The Biot-Allard poro-elasticity system: equivalent forms and well-posedness
Jakob S. Stokke, Markus Bause, Nils Margenberg, Florin A. Radu
TL;DR
The paper addresses poroelasticity with memory (the Biot--Allard model) by converting the convolution-based memory term into an auxiliary differential equation (ADE) framework through a frequency-domain series approximation of the dynamic permeability. It proves well-posedness within the abstract Picard framework for evolutionary problems, first for a single ADE and then generalizing to an $N$-pole expansion, establishing per-term positivity conditions that ensure stability. This convolution-free reformulation yields a coupled first-order evolutionary system that preserves memory effects while enabling efficient time-domain numerical schemes.
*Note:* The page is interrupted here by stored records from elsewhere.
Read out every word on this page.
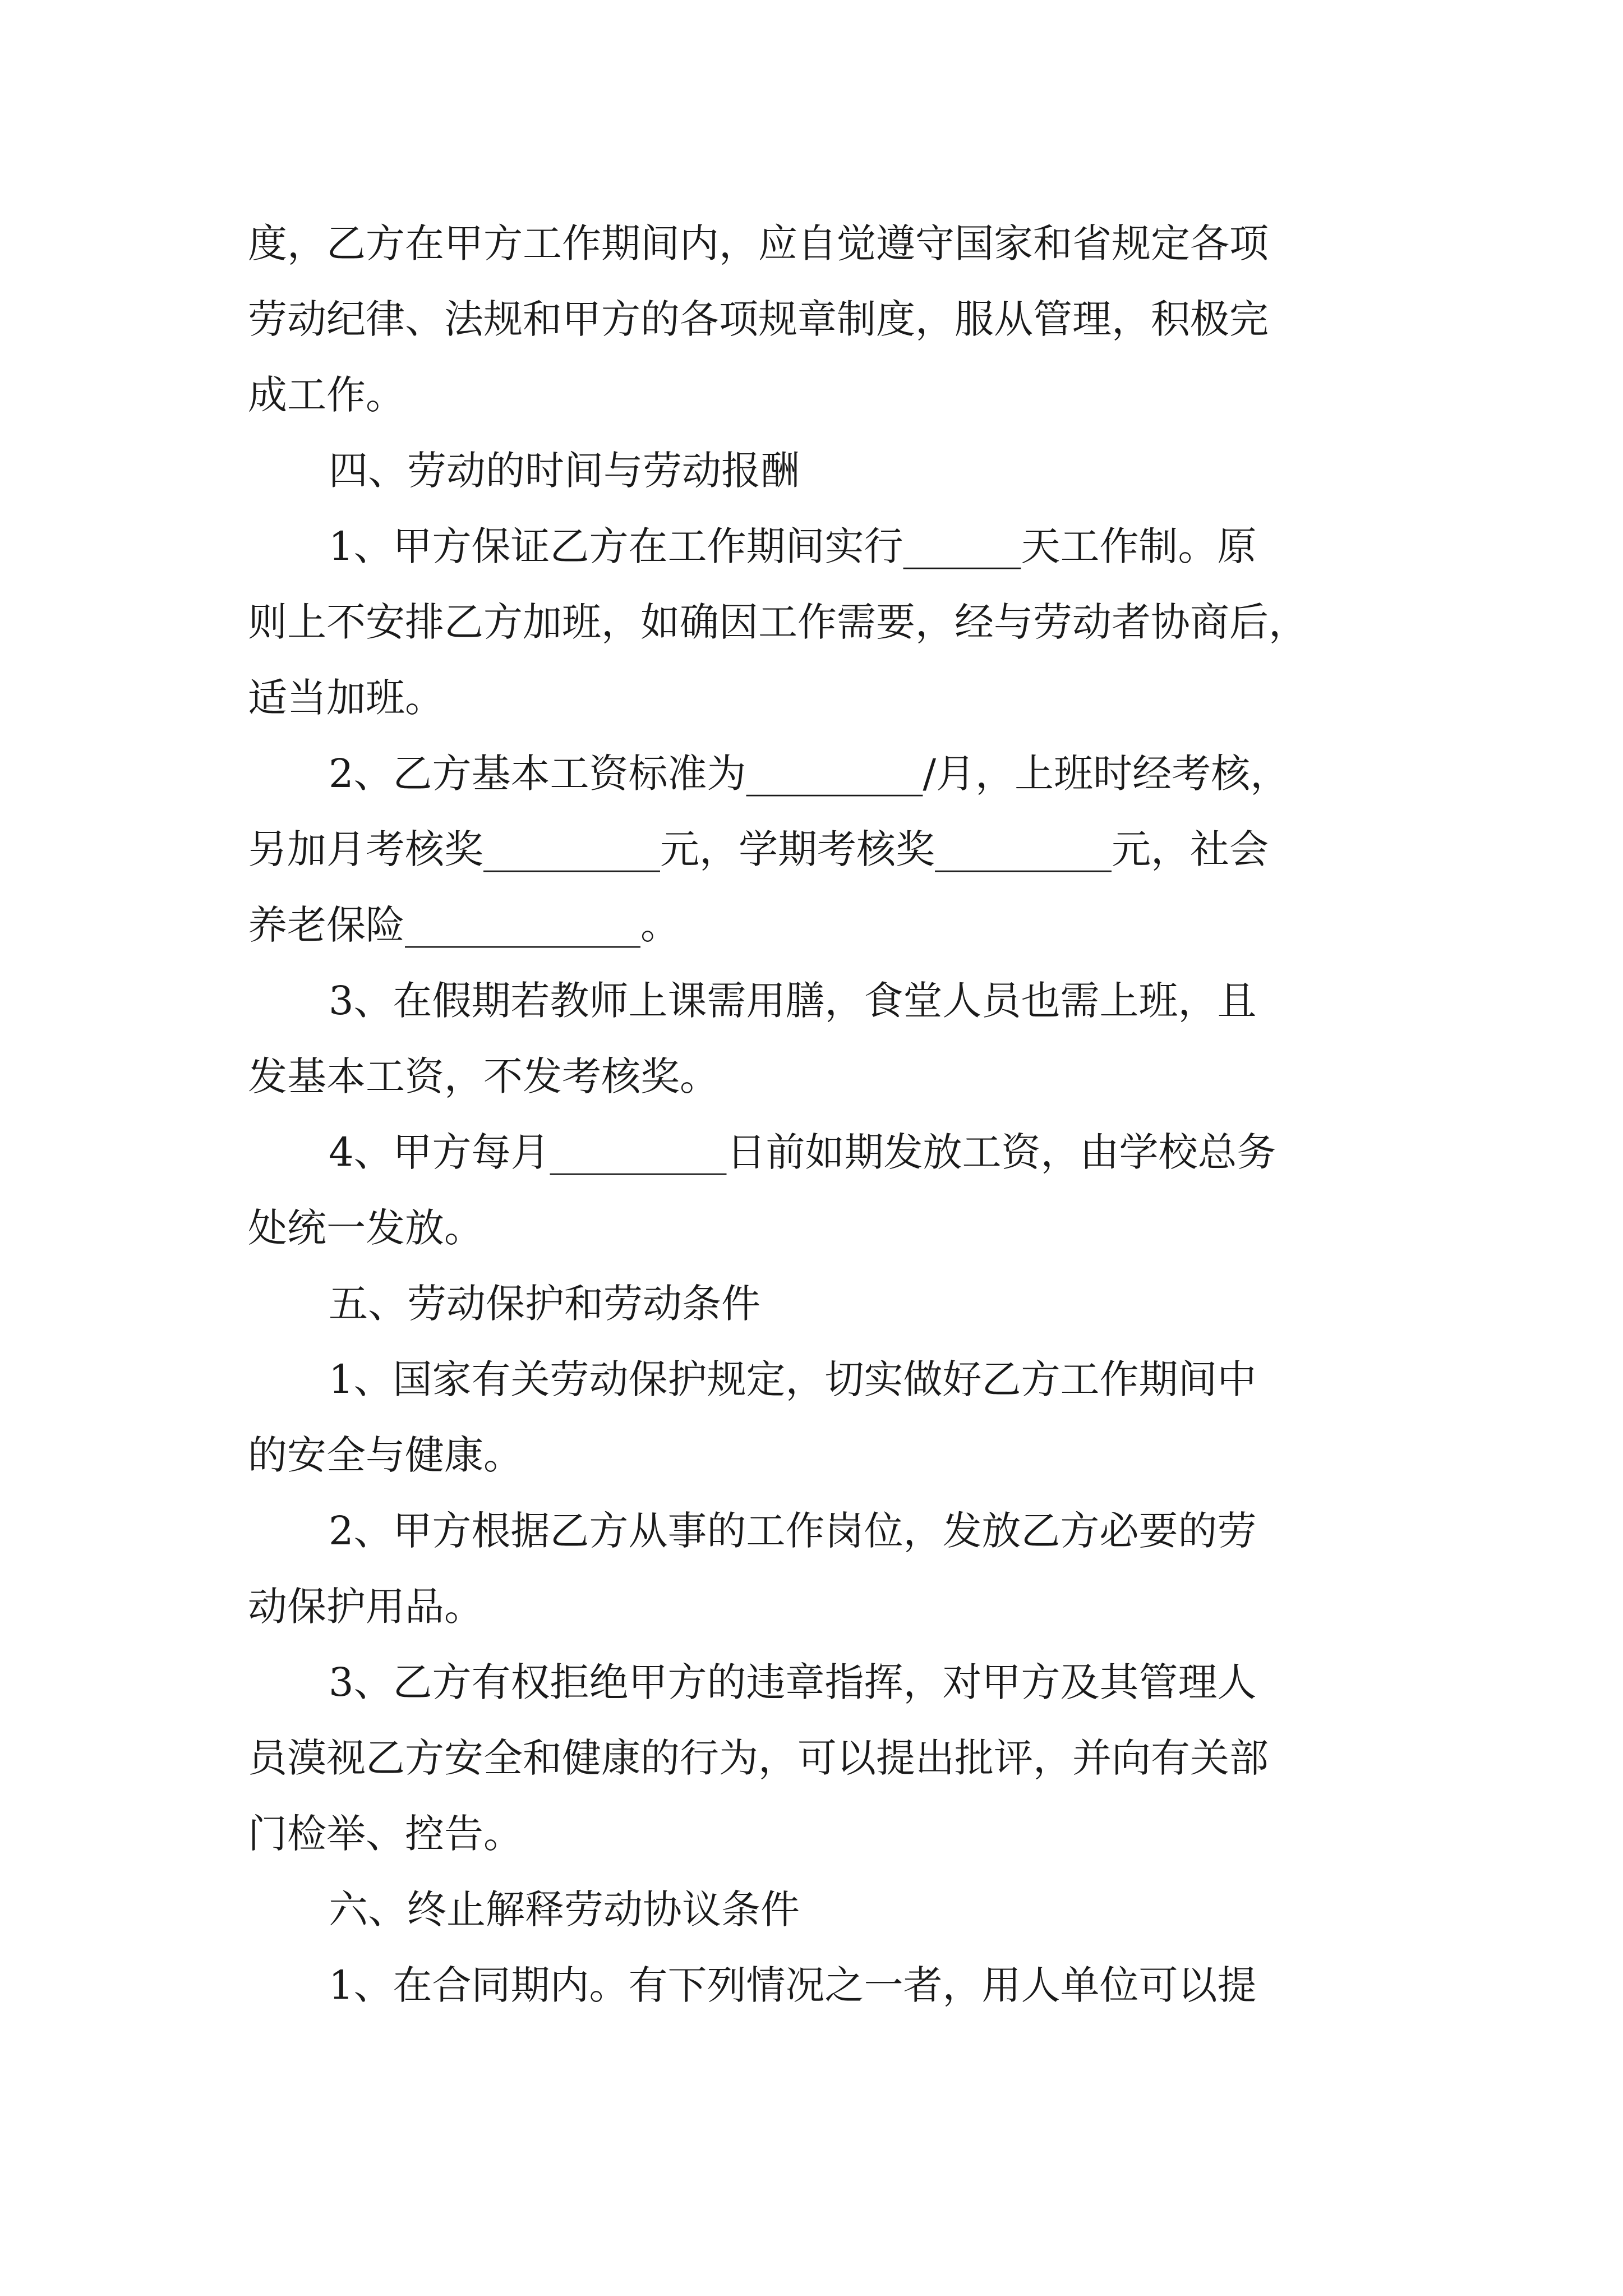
度，乙方在甲方工作期间内，应自觉遵守国家和省规定各项

劳动纪律、法规和甲方的各项规章制度，服从管理，积极完

成工作。

四、劳动的时间与劳动报酬

1、甲方保证乙方在工作期间实行______天工作制。原

则上不安排乙方加班，如确因工作需要，经与劳动者协商后，

适当加班。

2、乙方基本工资标准为_________/月，上班时经考核，

另加月考核奖_________元，学期考核奖_________元，社会

养老保险____________。

3、在假期若教师上课需用膳，食堂人员也需上班，且

发基本工资，不发考核奖。

4、甲方每月_________日前如期发放工资，由学校总务

处统一发放。

五、劳动保护和劳动条件

1、国家有关劳动保护规定，切实做好乙方工作期间中

的安全与健康。

2、甲方根据乙方从事的工作岗位，发放乙方必要的劳

动保护用品。

3、乙方有权拒绝甲方的违章指挥，对甲方及其管理人

员漠视乙方安全和健康的行为，可以提出批评，并向有关部

门检举、控告。

六、终止解释劳动协议条件

1、在合同期内。有下列情况之一者，用人单位可以提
The approach promises reduced memory requirements and faster simulations for dynamic poroelastic problems across geophysical and bio-mechanical contexts.
Abstract
We consider the fully dynamic Biot-Allard model, which includes memory effects. Convolution integrals in time model the history of the porous medium. We use a series representation of the dynamic permeability in the frequency domain to rewrite the equations in a coupled system without convolution integrals, suitable for the design of efficient numerical approximation schemes. The main result is the well-posedness of the system, proved by the abstract theory of R. Picard for evolutionary problems.